Reverse engineering also includes the following process:
This is black box reverse engineering. You treat some piece of software as a block box, write tests for it, figure out what the "box" is doing, and recreate that behavior. No decompilation required, no source code required, just lots of tests and ingenuity. This has the benefit that no copyright violations are required (since you never decompile the original program). This process is also used in clean room design, except step 3 is replaced with a documentation step -- instead of code being the result of the process a specification is the result. Compaq did this to reverse-engineer the IBM PC BIOS.
Wine is most certainly doing this, as it's the only way to determine undocumented connections between various APIs. Mono certainly does this ("what's this member supposed to do, and is Mono's version following that behavior properly?"). Another way to think of this is for bugs -- does this Mono code do what the .NET equivalent code does? If not, we'll get a bugzilla entry for it, and (eventually) fix it.
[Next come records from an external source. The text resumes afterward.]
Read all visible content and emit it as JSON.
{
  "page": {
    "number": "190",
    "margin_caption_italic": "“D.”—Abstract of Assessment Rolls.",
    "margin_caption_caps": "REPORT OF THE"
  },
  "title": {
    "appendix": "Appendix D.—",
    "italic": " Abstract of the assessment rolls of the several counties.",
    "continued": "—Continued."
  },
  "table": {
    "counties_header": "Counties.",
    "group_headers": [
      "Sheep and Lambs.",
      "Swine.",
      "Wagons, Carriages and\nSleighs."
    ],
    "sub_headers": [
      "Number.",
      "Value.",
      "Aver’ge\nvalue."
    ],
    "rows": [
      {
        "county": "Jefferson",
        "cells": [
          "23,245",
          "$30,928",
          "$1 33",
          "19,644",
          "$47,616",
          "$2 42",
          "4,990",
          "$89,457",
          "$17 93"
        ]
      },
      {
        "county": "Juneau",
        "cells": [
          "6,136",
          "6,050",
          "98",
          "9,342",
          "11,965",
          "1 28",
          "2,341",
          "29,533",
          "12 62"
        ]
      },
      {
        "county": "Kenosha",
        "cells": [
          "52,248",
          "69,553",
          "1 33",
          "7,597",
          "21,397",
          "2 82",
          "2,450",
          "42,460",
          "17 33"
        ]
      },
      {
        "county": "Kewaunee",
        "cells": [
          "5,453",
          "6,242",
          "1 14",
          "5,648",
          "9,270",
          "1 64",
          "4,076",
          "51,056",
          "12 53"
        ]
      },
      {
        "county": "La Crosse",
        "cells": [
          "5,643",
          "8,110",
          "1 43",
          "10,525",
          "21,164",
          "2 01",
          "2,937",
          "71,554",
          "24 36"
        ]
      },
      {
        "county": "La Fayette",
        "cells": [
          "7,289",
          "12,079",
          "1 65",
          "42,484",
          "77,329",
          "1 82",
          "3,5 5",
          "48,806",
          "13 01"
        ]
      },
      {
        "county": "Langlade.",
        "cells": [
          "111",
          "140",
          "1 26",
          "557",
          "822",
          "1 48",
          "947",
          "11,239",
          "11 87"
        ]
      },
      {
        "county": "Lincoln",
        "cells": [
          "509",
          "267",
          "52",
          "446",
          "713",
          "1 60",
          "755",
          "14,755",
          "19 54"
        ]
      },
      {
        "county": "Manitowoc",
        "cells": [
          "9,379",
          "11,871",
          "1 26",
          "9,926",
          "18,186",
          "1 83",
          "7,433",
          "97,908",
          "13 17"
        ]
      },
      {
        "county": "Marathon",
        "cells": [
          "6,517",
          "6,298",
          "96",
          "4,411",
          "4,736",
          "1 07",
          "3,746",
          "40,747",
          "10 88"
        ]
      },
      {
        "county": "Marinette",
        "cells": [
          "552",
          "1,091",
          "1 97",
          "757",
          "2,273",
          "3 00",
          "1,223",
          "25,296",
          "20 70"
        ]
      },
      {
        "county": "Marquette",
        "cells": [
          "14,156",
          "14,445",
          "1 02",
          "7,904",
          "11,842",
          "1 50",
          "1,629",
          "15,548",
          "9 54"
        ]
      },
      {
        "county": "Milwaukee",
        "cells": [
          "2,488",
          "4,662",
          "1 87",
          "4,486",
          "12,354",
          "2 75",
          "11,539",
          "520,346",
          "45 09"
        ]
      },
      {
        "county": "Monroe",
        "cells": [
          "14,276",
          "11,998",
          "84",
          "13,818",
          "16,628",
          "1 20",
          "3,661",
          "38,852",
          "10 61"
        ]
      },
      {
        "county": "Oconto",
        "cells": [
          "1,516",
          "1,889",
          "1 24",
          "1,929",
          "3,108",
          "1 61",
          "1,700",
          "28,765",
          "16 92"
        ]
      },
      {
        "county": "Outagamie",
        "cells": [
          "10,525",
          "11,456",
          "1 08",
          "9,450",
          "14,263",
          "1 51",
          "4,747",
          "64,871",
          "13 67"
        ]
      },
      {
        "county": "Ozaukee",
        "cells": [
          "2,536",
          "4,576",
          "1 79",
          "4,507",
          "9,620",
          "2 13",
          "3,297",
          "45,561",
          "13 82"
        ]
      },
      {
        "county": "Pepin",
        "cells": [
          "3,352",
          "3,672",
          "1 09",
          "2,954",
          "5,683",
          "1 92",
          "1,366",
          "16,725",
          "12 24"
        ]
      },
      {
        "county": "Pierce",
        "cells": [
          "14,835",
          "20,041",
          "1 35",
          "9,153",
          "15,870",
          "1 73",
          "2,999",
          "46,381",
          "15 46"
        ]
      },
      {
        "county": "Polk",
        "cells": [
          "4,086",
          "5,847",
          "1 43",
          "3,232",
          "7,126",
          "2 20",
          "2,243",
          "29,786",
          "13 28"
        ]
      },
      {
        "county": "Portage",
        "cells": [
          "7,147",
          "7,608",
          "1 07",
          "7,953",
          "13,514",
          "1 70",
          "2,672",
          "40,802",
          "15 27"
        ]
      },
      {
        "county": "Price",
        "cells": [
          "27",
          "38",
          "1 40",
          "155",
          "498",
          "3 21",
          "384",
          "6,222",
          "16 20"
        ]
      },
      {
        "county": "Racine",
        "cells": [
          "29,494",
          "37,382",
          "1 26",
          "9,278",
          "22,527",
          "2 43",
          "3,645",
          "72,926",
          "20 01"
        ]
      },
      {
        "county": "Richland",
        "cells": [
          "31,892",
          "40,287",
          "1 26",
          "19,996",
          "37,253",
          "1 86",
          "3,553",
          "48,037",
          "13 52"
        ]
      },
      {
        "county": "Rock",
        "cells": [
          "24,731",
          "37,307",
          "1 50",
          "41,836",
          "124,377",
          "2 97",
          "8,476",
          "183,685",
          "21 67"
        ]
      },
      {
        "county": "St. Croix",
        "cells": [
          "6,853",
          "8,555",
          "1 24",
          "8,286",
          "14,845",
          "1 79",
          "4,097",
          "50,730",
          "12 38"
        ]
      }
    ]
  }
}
This bug-report/fix cycle can also be considered as black box reverse engineering, since the bug-report is itself a test, through which we can determine what the actual functionality should be.
Decompilation is generally not legal, since it can lead to copyright violations. Black box reverse engineering is legal, and any attempt to limit black box reverse engineering would kill the interoperability market, since no compatible hardware/software could ever be created unless the original manufacturer permitted it.
Throughout most of my career, I've understood reverse engineering to be what you do when you DON'T have the source code. I think the wikipedia entry mentions that this is the most common interpretation. It can be extremely difficult and time consuming. I've done it on major projects a few times in my career. It is neither easy nor efficient, but sometimes the only choice you have.
It's also common to talk about reverse engineering hardware, where the innards of a chip may be deduced by observing its inputs and outputs. I worked on a project at a startup where we had to do that, because the original hardware developers were long gone, and no VHDL could be discovered, yet we had to write drivers for their (buggy) chips in order to make a deadline. At the same company we had to reverse engineer the workings of a (buggy) Fiber Channel PCI card, because the manufacturer would not give us the support we needed to make our deadlines. They were rather surprised when we talked to them about the details of their (proprietary, embedded in an ASIC) DMA engine that we deduced via logic analyzers and oscilloscopes.
Those projects were SO difficult compared to reading (even obscure) code, that I really think that using the one phrase for both activities is confusing and sometimes even deceptive.